'High unknowability of global environmental change impacts' with Dr Jack Pezzey

Past Event

Date
19 April 2016, 11:30am - 1:00pm

Location
Seminar Room 1, Oxford Martin School
34 Broad Street, (Corner of Catte and Holywell Street), Oxford, OX1 3BD

This seminar is organised by The Institute for New Economic Thinking at the Oxford Martin School

High unknowability of global environmental change impacts: the case for less cost-benefit and more cost-effectiveness analysis, especially for climate policy.

Speaker: Dr Jack Pezzey, Senior Fellow, Fenner School of Environment and Society, Australian National University

Abstract: Seeking ever better valuations of the centurial impacts of global environmental change (GEC) can sometimes amount to denying inherent limits to the knowability of such impacts, thus misallocating scarce scientific resources needed for finding better ways to slow such change. The limits to knowability, compared here for large, future changes in global climate and biodiversity, stem from the Earth's uniqueness, and the persistence and irreversibility of much GEC, which together make timely hypothesis testing impossible. Special attention is given to climate damage functions that global climate-economy models need to complete a cost-benefit analysis and thus derive a social cost of carbon as a carbon price to inform climate policies. The high unknowability of damage functions has led to much guesswork, albeit sometimes veiled by probabilistic methodologies.
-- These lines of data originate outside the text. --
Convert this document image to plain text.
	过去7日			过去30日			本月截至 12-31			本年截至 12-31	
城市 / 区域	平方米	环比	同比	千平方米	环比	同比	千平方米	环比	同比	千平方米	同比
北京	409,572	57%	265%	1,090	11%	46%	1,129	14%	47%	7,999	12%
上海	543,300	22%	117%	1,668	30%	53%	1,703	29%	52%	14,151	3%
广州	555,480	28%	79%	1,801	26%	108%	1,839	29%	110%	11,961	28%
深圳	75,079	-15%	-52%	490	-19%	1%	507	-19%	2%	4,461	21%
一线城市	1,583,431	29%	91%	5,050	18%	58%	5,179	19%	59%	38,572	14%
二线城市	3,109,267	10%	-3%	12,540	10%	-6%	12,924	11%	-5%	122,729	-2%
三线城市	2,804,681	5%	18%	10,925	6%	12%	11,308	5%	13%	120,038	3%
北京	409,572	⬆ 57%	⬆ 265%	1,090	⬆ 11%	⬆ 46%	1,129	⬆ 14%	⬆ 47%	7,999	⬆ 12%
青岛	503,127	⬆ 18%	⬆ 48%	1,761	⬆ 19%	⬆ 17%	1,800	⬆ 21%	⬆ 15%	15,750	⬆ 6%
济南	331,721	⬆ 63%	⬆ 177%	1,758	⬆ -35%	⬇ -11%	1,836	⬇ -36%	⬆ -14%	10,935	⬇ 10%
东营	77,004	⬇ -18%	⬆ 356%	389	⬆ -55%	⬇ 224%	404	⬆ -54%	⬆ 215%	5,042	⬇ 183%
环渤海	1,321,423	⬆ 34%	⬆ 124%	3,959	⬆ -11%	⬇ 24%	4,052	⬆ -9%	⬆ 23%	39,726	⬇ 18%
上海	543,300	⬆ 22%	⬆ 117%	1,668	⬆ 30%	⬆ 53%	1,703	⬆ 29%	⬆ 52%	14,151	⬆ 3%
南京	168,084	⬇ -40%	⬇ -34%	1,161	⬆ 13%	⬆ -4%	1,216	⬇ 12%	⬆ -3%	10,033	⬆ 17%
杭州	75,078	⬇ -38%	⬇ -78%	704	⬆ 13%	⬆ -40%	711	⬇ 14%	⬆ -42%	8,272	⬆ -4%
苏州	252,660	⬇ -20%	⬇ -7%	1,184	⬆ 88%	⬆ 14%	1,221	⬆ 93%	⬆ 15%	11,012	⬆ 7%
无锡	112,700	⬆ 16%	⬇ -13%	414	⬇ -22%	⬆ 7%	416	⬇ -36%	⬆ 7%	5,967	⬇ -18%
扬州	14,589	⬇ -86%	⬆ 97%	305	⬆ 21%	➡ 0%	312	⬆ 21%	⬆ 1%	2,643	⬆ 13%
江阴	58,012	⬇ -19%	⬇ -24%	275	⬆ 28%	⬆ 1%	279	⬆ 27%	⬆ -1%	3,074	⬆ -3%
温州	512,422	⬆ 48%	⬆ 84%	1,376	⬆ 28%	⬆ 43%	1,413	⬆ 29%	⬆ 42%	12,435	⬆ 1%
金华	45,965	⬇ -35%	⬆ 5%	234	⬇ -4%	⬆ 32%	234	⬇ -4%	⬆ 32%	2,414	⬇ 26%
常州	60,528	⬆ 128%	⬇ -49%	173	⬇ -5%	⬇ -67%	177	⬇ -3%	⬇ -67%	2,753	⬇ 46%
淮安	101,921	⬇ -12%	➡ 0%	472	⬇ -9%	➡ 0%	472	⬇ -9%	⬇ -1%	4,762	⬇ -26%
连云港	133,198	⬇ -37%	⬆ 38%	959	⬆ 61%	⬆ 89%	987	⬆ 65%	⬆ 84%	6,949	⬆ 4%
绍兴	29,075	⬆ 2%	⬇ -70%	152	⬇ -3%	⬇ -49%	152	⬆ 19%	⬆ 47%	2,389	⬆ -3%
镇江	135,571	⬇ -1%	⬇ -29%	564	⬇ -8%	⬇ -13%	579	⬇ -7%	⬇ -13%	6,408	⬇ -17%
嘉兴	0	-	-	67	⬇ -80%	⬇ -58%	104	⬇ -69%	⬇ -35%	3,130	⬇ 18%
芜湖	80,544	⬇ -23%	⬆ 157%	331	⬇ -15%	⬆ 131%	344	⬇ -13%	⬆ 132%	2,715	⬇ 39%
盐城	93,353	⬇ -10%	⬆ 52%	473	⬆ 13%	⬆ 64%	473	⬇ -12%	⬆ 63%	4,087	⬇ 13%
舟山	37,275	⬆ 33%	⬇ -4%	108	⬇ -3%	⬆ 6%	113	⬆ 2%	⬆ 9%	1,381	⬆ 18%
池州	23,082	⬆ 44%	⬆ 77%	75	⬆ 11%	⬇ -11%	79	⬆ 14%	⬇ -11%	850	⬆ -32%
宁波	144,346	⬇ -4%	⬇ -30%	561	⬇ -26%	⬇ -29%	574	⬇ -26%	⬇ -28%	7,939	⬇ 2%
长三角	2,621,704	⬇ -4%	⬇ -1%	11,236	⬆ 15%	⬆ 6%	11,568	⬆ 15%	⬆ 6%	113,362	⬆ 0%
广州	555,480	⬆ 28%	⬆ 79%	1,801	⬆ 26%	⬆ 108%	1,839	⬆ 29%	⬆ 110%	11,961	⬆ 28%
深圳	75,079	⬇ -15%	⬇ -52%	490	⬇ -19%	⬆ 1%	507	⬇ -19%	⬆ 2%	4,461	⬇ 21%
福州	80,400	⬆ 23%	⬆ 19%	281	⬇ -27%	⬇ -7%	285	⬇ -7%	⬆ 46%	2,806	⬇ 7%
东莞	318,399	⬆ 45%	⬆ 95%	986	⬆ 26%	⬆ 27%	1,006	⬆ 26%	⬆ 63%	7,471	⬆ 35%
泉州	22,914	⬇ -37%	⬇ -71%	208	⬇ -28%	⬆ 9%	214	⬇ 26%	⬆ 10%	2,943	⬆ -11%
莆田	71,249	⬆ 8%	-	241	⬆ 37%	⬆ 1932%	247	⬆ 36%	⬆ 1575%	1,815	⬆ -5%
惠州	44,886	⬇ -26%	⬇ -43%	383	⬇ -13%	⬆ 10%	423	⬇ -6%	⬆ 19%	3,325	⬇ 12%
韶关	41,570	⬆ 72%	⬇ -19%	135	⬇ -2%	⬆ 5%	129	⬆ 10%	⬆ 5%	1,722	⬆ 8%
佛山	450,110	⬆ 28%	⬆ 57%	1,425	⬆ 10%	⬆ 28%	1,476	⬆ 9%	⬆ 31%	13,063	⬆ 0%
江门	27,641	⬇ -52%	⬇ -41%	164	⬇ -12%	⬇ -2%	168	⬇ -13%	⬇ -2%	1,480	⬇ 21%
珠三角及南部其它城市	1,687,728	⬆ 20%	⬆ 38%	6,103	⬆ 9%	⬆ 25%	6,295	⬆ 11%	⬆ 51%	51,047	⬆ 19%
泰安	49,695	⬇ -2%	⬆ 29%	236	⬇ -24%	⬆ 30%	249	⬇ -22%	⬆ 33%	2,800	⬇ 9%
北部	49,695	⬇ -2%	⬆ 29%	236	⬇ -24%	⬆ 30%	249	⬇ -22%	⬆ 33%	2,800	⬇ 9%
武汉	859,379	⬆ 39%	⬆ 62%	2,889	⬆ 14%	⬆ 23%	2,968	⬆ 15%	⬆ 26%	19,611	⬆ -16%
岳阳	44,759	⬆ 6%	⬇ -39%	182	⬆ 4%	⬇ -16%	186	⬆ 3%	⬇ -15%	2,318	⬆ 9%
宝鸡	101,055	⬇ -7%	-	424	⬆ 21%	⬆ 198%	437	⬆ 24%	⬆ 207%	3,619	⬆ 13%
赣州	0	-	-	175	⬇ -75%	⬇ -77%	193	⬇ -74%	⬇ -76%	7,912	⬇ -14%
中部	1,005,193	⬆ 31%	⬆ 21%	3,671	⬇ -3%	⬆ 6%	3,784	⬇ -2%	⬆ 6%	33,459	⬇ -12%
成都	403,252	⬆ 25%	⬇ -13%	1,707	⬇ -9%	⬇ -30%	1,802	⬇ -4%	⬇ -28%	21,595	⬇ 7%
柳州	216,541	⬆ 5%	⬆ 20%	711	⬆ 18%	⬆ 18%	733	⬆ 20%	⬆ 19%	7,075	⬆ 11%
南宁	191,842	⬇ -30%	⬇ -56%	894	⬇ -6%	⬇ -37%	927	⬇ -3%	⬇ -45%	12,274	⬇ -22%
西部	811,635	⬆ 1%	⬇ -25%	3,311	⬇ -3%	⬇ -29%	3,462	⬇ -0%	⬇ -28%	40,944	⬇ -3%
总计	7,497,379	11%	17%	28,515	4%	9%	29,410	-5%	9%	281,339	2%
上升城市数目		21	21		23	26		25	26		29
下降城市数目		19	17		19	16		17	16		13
The "new climate-economy literature" is improving damage functions by analysing past weather events, but underlying high unknowability will still limit progress. This, and similar limits to valuing biodiversity, suggest putting more effort into cost-effectiveness analyses of policies to achieve biophysical GEC targets chosen on precautionary grounds. Applied to climate policy, this yields carbon prices without using damage functions; and moreover can highlight gaps between national policies and global aspirations, the costs of nations not participating, and the needs to improve technology and infrastructure policies and to avoid perverse incentives to increase emissions. Choosing appropriate discount rates will remain problematic, though, as GEC policies inevitably require ethical choices under irreducible uncertainty.